Christ is the Center: What does this picture mean?


     Some may wonder at the picture at the top of my page: Where is it from, and what does it represent? 

      
     Like the name of the blog itself it came about accidently, or maybe I should say fortuitously. Since the name of the blog, Principium et Finis, refers to Christ I thought a picture of Jesus would be appropriate; better yet, a crucifix, since “I decided to know nothing among you but Jesus Christ, and Him crucified” (1 Cor 2:2). As it turns out, I have a nice little wayside crucifix next to my driveway, and my yard looks good  in a Maine-woodsy sort of way, and since it was January there was snow and . . . well, it all came together, and somehow fit.

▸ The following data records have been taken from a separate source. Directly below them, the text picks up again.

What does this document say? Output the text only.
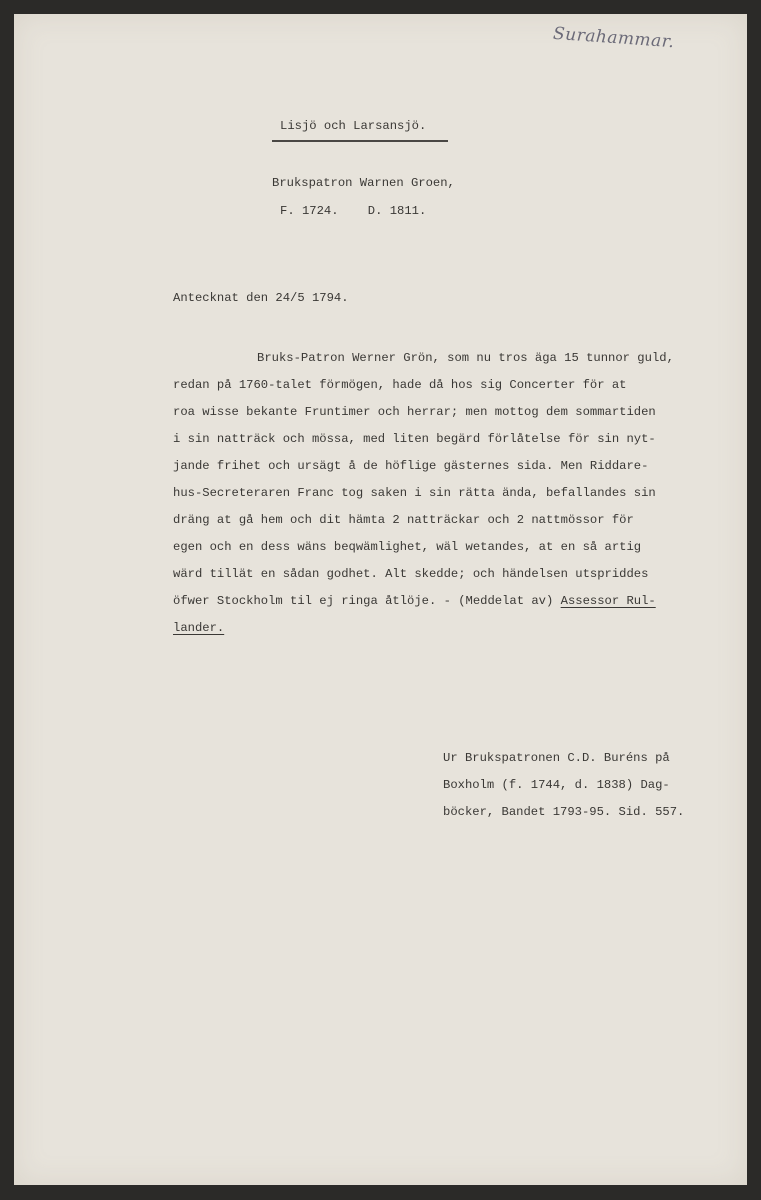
Surahammar.
Lisjö och Larsansjö.
Brukspatron Warnen Groen,
F. 1724.    D. 1811.
Antecknat den 24/5 1794.
Bruks-Patron Werner Grön, som nu tros äga 15 tunnor guld,
redan på 1760-talet förmögen, hade då hos sig Concerter för at
roa wisse bekante Fruntimer och herrar; men mottog dem sommartiden
i sin natträck och mössa, med liten begärd förlåtelse för sin nyt-
jande frihet och ursägt å de höflige gästernes sida. Men Riddare-
hus-Secreteraren Franc tog saken i sin rätta ända, befallandes sin
dräng at gå hem och dit hämta 2 natträckar och 2 nattmössor för
egen och en dess wäns beqwämlighet, wäl wetandes, at en så artig
wärd tillät en sådan godhet. Alt skedde; och händelsen utspriddes
öfwer Stockholm til ej ringa åtlöje. - (Meddelat av) Assessor Rul-
lander.
Ur Brukspatronen C.D. Buréns på
Boxholm (f. 1744, d. 1838) Dag-
böcker, Bandet 1793-95. Sid. 557.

      How? My sub-heading is: “A Catholic husband and father trying to live the faith in a post-Christian world.” So what does a post-Christian world look like? It’s a world where Christ used to be accepted by everyone as the center of all things (even if not everyone acted like it), but is now pushed to the side, as the crucifix is at the side of the picture. The culture around him has grown cold to his message (snow), and the statue of his First Disciple, the Blessed Mother, knee deep in snow and far from the foot of his cross, is like his followers who feel isolated in an increasingly hostile environment. This is the post-Christian world.

      The unhappy fact that we are truly living in such a world is the theme of many of my posts here, whether I’m looking at poetry that depicts reality as random and pointless (here), or a movie director who seems incapable of understanding the world-view of Catholic author J.R.R. Tolkien (here), or moral relativists who try to draft St. Thomas Aquinas into their crusade to abolish the moral law (here).  My purpose is not to wallow in negativity, but understand the dimensions of the battle that confronts us, which after all is “not against flesh and blood, but against the principalities, against the powers, against the world rulers of this present darkness, against the spiritual hosts of wickedness in the heavenly places” (Eph 6:12). Most of us in the U.S. or Western Europe have never lived in a society run by people whose vision of the universe has been nurtured in a Godless culture. In an essay I wrote for Catholic Exchange a few years ago (here) I pointed out that even militant atheists like Richard Dawkins and Christopher Hitchens were raised and formed in a society that was still largely Christian, and use Christian moral arguments against Christianity itself; they still operate within mostly Christian moral boundaries. What will we see from a generation that has known nothing but a world that is random and meaningless? We’ll find out soon enough.
      Of course, even if that’s where we are right now, we know as Christians that better lies ahead, because we have the consolation of Hope (in the theological, not the colloquial sense), and we know that we don’t fight alone: after warning us of the “Powers and Principalities", St. Paul goes on to say: "Therefore take the whole armor of God, that you may be able to withstand in the evil day, and having done all, to stand” (Eph 6:13). One way to put on the “armor of God” is to put Christ back at the center, at least in our own lives and families, support others trying to do the same, and spread the Good News where and how we can. I offer Christ-centered alternatives in many of the posts I mention above, and I try to focus on Christ in many of my other posts, such as scripture reflections (herehere), and music clips (herehere) – although sometimes the music is there just because it makes me smile (here).

      So, for now, I start with a picture of the post-Christian world, and we know that individual people, and entire Christian societies, can fall (as have many historic churches in the middle east and North Africa). On the other hand, we are assured by Christian Hope that  Christ will prevail in the end and that we shall see him where he truly is, at the center of all things.